Hoje é um dia importante para nós aqui em casa! É o meu aniversário. A casa está toda arrumada! Meus paninhos de renda branca enfeitam todos os móveis atestando minhas habilidades. O cheiro doce de lavanda se mistura com os aromas da cozinha: o bolo, os doces, os assados. Os filhos em volta da mesa farta, as vozes altas, alegres, um rindo das palhaçadas do outro... Eu observo e penso que devo dar graças a Deus!
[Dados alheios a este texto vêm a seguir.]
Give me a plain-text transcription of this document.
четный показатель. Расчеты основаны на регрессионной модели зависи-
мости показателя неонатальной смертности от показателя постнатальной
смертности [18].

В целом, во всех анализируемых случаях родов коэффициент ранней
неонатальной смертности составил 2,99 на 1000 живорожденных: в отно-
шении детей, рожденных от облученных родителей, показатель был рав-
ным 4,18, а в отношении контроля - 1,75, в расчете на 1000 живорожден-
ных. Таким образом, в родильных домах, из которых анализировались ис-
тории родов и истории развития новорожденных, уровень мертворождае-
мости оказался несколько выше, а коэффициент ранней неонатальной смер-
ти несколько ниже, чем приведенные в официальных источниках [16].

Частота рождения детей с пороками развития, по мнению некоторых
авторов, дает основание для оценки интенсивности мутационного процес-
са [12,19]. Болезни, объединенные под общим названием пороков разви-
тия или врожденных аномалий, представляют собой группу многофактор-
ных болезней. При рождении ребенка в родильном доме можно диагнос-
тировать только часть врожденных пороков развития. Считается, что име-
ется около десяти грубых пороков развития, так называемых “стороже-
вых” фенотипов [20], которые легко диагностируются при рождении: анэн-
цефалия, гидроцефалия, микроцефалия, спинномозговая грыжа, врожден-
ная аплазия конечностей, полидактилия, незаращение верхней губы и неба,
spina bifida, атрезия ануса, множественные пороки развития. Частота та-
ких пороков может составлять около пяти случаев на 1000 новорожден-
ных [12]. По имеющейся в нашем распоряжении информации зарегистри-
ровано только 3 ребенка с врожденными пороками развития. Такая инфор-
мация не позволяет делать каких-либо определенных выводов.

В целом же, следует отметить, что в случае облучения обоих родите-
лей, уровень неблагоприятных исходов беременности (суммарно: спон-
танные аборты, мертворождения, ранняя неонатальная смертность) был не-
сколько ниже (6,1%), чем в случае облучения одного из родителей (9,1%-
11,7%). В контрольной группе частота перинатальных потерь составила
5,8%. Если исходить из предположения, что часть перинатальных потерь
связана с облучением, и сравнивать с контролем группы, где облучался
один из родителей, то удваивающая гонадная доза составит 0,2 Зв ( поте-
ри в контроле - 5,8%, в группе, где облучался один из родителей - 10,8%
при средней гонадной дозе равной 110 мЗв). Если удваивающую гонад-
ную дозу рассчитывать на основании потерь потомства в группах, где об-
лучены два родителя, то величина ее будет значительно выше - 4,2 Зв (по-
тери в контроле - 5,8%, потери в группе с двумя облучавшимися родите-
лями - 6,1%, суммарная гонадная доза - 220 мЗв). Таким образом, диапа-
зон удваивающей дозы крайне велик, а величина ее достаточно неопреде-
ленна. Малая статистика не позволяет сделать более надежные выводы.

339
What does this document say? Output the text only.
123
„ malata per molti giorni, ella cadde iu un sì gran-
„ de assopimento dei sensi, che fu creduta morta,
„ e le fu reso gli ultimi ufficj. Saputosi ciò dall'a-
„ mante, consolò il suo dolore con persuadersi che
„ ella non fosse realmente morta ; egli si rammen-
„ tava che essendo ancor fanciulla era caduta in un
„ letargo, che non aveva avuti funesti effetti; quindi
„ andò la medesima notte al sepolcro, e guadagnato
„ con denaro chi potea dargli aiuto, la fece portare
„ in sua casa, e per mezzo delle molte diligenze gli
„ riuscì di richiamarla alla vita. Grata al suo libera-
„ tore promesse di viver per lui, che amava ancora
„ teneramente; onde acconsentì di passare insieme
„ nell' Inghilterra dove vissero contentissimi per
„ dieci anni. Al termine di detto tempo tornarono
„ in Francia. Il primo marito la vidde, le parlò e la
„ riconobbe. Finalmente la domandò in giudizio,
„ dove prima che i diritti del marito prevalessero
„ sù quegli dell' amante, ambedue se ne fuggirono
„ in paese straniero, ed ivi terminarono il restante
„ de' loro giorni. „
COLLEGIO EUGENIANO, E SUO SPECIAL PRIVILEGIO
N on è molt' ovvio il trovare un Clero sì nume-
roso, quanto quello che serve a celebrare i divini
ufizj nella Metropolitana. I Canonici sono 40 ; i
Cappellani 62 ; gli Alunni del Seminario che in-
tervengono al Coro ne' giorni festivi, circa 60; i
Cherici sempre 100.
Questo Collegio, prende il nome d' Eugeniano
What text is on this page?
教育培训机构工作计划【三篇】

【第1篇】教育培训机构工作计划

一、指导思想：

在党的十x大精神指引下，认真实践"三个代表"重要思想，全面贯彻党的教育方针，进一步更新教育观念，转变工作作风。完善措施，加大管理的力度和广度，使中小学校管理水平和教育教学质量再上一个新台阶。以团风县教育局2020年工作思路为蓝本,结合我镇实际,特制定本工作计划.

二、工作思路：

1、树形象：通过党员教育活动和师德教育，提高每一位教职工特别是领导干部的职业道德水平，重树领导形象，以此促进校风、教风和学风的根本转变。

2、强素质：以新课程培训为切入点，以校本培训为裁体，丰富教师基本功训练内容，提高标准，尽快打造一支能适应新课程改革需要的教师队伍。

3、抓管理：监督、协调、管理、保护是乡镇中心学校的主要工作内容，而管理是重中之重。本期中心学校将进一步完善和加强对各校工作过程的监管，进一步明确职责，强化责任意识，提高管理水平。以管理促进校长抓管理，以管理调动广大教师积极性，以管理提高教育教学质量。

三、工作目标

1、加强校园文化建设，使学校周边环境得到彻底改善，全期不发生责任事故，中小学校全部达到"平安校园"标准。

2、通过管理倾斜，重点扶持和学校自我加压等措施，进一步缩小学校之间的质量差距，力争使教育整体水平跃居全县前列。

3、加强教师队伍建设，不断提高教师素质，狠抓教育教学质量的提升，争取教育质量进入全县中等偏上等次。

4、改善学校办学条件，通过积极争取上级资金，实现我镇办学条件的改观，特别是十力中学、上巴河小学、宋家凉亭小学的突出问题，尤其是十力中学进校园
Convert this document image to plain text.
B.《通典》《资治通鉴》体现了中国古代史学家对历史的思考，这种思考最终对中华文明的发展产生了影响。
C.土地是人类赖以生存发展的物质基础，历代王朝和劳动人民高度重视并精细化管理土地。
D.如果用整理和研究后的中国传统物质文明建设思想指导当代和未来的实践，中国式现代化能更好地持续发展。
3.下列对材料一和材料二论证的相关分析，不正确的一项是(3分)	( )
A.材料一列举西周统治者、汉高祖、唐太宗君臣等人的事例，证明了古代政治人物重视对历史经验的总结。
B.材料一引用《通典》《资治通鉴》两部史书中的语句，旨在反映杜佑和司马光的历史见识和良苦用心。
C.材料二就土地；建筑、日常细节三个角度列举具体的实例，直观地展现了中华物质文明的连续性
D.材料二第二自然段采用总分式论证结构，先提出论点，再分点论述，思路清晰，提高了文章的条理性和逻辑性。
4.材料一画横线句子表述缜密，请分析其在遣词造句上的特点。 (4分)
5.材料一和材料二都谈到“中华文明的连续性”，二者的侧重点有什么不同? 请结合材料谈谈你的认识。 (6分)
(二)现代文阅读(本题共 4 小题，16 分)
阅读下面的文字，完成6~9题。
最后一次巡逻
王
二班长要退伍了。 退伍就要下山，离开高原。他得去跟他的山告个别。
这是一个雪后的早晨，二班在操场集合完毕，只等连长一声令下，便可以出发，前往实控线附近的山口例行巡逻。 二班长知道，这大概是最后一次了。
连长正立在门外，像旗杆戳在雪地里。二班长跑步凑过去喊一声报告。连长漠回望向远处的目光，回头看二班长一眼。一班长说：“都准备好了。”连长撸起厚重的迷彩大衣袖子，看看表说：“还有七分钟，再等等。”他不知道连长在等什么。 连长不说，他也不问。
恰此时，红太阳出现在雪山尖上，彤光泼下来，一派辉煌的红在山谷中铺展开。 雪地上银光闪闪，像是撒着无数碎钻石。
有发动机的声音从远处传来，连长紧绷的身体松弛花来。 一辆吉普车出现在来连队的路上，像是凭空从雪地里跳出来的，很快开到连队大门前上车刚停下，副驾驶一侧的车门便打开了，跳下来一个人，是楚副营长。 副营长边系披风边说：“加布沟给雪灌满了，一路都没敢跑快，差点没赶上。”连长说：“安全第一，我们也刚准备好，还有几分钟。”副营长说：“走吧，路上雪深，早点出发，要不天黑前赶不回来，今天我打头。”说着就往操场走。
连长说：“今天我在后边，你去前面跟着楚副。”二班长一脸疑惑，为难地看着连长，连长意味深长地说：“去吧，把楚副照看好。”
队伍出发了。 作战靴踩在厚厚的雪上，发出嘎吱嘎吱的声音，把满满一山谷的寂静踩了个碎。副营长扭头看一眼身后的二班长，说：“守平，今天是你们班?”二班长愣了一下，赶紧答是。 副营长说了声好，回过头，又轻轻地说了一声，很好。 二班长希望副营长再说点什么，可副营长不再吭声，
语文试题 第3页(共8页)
Quando menina ficava me perguntando quanto tempo viveria. E vejo que vivi muito! Mas posso viver o mesmo tanto que não me darei por satisfeita. Viver é muito bom, apesar de tudo! Todavia, posso dizer que em alguns aspectos a vida foi cruel comigo. Muitas vezes vi pedaços meus se desfazerem, ficando pelo caminho. E eu tive que sobreviver sem eles. Meu coração ficou em muitas curvas. Minha alma perdeu contornos, perdeu cores. Por vezes, tive que me calar porque faltava-me a alegria para risadas escancaradas. Em outras o sorriso era fictício, enquanto o espírito se mantinha surdo. E muitas vezes faltaram-me as palavras quando a razão calava fundo, e assim, em silêncio, consegui construir muito de mim.
Por anos a fio, neguei minha condição de mulher por acreditar que a função de mãe deve estar sempre em primeiro lugar. Por muito tempo escondi-me do mundo, em um lugar só meu. Como uma armadura diante da crueza: era preciso! E assim a vida foi passando. Isso traz uma dor doída! Embora eu tenha ânimo para recomeçar quantas vezes, constato que os pedaços que caíram deixaram marcas que não vão se curar. Ainda que os recuperasse não se encaixam mais.
Entretanto, minha vontade de vida é muito maior. A cada dia limpo essas lágrimas e me dou a todas as emoções que sinto. Percebo, todos os dias, o tempo passando como um fio e todas as minhas lembranças lá cristalizadas, como um espólio, e isso é muito.
Não acumulei bens materiais ao longo. Não foi possível e nunca fui ambiciosa. Nem vaidosa. Do batom vermelho que uso hoje, eu digo que já não encanta. Pois numa boca com tantos vincos e sem sorrisos, serve apenas como uma bandeira para mostrar que sou mulher. Ainda!
Durante tanto tempo amei o amor ! Esperei-o em minha solidão, enquanto o escrevia em versos. Nem em sonhos prevariquei, certa de que talvez virgem ele me encontrasse. Mantive a pele em frescor de araçá e refiz a alma em cheiros de jasmim.
Hoje, visto-me de esperas. Teço o tempo com as estações, enquanto observo as circunstâncias. Aguardo, e paro o tempo porque sei que um dia ele virá. Virá e sei que me encontrará menina!
Que me venham os próximos vinte anos, ou minutos, ou instantes. Eu os viverei com a mesma intensidade e gratidão!